Tailkinker Premium member

But I didn't see any blood on the coins, and none of the pirates cut themselves, even before Will became part of the mix.

Yes, the other pirates did cut themselves before Will came into it, off-screen. The lack of blood on the coins can simply be explained as most of it dripping to the bottom of the chest, it being washed away by storms blown into the cave, or by the fact that they didn't drop that much blood on it in the first place.

When they had Elizabeth they believed she was Bill Turner's daughter, but they all thought the curse had failed, none of them had cut themselves so it makes zero sense.

They had been collecting back the coins for years. During that time they repaid their own blood. All they needed was the last coin and the blood of Bill Turner to break the spell.

lionhead

Question: There are numerous mentions of the fact that Depp based his performance as Jack Sparrow on Keith Richards. But I'm sure I saw an interview/making-of programme where he said that Jack Sparrow was a combination of two real-life 'characters'; one was Keith Richards, and try as I might, I can't remember the other one. Did anyone else see this? Who was the other inspiration for Jack Sparrow? (It may have been another actor e.g. Orlando Bloom talking *about* Johnny Depp's influences etc.).
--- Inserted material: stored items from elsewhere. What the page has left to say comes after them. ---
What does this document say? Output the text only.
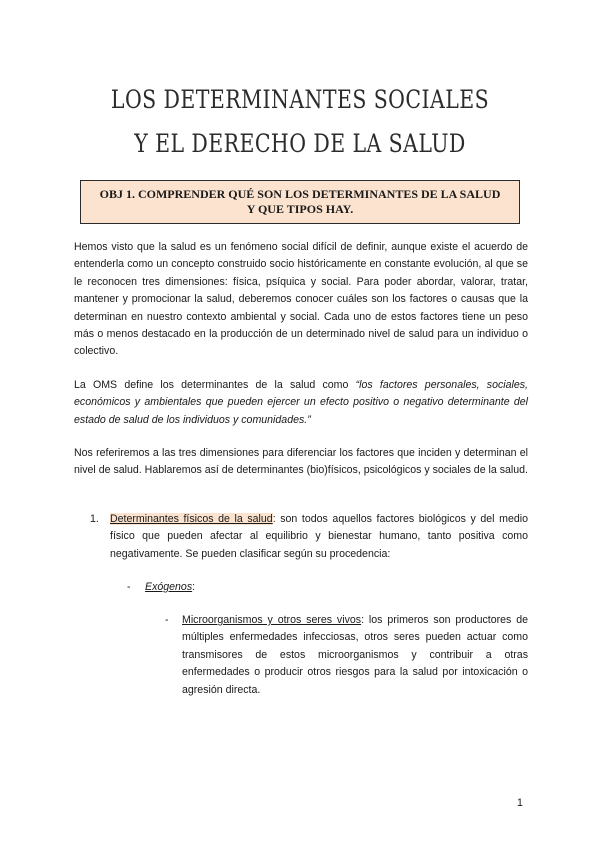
LOS DETERMINANTES SOCIALES
Y EL DERECHO DE LA SALUD
OBJ 1. COMPRENDER QUÉ SON LOS DETERMINANTES DE LA SALUD Y QUE TIPOS HAY.

Hemos visto que la salud es un fenómeno social difícil de definir, aunque existe el acuerdo de entenderla como un concepto construido socio históricamente en constante evolución, al que se le reconocen tres dimensiones: física, psíquica y social. Para poder abordar, valorar, tratar, mantener y promocionar la salud, deberemos conocer cuáles son los factores o causas que la determinan en nuestro contexto ambiental y social. Cada uno de estos factores tiene un peso más o menos destacado en la producción de un determinado nivel de salud para un individuo o colectivo.

La OMS define los determinantes de la salud como “los factores personales, sociales, económicos y ambientales que pueden ejercer un efecto positivo o negativo determinante del estado de salud de los individuos y comunidades.”

Nos referiremos a las tres dimensiones para diferenciar los factores que inciden y determinan el nivel de salud. Hablaremos así de determinantes (bio)físicos, psicológicos y sociales de la salud.

1.	Determinantes físicos de la salud: son todos aquellos factores biológicos y del medio físico que pueden afectar al equilibrio y bienestar humano, tanto positiva como negativamente. Se pueden clasificar según su procedencia:
- Exógenos:
- Microorganismos y otros seres vivos: los primeros son productores de múltiples enfermedades infecciosas, otros seres pueden actuar como transmisores de estos microorganismos y contribuir a otras enfermedades o producir otros riesgos para la salud por intoxicación o agresión directa.
1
Answer: On Disc 3, Johnny explains, "Take something as solid as Keith Richards and combine it with Pepé Le Pew... I felt... he would resemble a modern day Rastafarian..." Pepé Le Pew is a Looney Tunes cartoon character, based on Charles Boyer's romantic character, Pepé Le Moko. Pepé Le Pew, however, is a romantic amorous cartoon skunk and he has a huge flaw - his 'odor', which he emits in a grand way.